Tim Brinton

Banche europee deboli

WASHINGTON, DC – I leader europei sono convinti che il capitale bancario sia “costoso”, nel senso che l’aumento dei requisiti patrimoniali rallenterebbe la crescita economica. Ma i recenti avvenimenti relativi alla crisi greca indicano che è vero l’esatto contrario – è la mancanza di capitale delle banche europee che minaccia di deragliare la crescita europea e globale.

Il “capitale” delle banche fa semplicemente riferimento all’equity funding, ai fondi di investimento a capitale proprio – ossia a quante passività possiedono gli azionisti piuttosto che i creditori sottoforma di debito.
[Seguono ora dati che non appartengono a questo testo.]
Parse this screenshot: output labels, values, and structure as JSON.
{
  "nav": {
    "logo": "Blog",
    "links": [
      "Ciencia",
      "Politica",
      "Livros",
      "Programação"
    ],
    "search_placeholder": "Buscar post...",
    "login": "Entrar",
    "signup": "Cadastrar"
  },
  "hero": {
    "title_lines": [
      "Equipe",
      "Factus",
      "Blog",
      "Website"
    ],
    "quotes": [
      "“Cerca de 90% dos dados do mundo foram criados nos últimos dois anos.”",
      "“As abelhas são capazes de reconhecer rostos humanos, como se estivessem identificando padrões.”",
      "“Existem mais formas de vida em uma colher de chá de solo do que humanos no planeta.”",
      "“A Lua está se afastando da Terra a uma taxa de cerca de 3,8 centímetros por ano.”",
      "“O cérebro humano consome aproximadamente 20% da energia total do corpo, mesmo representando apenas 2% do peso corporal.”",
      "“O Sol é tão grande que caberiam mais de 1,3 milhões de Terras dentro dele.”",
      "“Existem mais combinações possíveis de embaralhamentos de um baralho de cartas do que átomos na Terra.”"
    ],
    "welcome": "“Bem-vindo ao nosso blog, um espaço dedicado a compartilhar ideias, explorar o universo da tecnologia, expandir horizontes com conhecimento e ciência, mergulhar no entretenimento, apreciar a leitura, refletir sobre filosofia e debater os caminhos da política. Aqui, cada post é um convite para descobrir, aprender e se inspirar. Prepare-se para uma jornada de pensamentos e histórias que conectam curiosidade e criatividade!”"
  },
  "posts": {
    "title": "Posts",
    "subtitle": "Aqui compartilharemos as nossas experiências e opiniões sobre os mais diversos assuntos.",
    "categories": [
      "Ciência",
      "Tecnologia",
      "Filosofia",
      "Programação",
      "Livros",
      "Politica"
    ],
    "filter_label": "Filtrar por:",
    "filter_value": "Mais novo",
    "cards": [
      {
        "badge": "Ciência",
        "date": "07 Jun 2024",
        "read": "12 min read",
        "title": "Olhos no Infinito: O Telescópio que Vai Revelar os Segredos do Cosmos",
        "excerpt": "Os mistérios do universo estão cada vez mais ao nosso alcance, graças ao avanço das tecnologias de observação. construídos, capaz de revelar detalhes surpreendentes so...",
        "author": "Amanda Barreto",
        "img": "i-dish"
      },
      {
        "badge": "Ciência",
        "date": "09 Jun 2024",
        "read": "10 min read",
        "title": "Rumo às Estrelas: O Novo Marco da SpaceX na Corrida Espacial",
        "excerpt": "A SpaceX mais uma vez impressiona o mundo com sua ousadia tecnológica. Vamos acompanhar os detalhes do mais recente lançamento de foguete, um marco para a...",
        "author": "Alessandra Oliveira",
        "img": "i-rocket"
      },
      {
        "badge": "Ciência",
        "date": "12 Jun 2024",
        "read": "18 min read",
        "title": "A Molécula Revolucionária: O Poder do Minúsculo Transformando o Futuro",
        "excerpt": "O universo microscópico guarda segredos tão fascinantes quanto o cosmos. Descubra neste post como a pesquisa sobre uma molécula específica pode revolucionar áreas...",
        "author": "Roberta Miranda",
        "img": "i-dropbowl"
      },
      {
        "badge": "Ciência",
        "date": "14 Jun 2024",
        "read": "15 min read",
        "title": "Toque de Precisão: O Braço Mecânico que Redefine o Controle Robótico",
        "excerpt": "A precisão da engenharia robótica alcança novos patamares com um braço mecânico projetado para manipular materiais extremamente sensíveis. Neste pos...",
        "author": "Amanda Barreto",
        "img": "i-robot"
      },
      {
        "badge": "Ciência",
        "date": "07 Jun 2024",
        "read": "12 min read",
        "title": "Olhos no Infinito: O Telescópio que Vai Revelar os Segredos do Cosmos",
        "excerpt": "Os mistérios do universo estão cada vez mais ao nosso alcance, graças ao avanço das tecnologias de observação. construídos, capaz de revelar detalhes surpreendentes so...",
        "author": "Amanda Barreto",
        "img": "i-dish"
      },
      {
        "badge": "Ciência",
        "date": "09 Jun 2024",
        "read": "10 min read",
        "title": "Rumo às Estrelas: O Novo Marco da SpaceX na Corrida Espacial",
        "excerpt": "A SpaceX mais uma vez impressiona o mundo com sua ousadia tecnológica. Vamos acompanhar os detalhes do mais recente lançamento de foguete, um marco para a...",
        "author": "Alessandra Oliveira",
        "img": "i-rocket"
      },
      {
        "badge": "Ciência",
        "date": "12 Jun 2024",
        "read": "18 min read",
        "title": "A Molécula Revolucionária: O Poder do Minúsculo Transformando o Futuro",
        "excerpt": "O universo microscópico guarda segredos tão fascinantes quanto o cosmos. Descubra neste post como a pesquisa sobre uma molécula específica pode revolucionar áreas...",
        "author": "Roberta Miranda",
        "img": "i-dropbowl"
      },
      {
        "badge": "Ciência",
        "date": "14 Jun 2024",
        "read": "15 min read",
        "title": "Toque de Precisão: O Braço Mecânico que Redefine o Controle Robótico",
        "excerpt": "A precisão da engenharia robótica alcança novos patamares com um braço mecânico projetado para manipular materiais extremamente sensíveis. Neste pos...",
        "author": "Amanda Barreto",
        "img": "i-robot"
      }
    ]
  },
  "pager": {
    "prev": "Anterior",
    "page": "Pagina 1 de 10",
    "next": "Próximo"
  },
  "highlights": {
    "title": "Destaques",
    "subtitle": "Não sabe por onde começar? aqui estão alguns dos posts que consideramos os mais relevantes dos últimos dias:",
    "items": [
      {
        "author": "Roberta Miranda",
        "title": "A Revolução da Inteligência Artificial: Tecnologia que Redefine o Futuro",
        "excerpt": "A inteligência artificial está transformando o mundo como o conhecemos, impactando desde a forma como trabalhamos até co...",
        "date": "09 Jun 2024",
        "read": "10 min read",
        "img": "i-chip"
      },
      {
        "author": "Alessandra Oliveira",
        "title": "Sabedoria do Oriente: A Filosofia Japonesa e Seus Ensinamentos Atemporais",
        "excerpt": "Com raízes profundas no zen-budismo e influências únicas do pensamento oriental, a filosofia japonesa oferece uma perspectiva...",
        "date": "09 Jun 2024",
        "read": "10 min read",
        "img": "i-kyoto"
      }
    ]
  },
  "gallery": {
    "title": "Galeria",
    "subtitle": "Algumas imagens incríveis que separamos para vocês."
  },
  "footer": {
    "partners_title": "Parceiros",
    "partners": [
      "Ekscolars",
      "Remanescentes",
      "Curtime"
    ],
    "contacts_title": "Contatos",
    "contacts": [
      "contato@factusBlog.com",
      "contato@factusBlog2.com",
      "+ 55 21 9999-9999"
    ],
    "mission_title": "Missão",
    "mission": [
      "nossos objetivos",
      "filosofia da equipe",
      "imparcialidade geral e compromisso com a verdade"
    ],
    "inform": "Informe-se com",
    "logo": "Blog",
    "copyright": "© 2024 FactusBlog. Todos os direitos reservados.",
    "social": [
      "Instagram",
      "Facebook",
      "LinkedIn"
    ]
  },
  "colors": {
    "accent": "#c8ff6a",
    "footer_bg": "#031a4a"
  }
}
Il vantaggio del capitale proprio è che ha la capacità di “assorbire le perdite”, quindi solo una volta che le perdite cancellano tutto il capitale queste devono essere effettivamente ripartite tra i creditori. Il capitale bancario si trova a metà strada tra un cattivo prestito e l’insolvenza.

Nelle negoziazioni per Basilea III conclusesi lo scorso anno, i francesi e i tedeschi hanno fortemente favorito requisiti patrimoniali piuttosto bassi. È stata una pura follia: per quanto riguarda le grandi banche, maggiori capitali avrebbero ridotto la probabilità di ricorrere a ulteriori salvataggi da parte dei governi.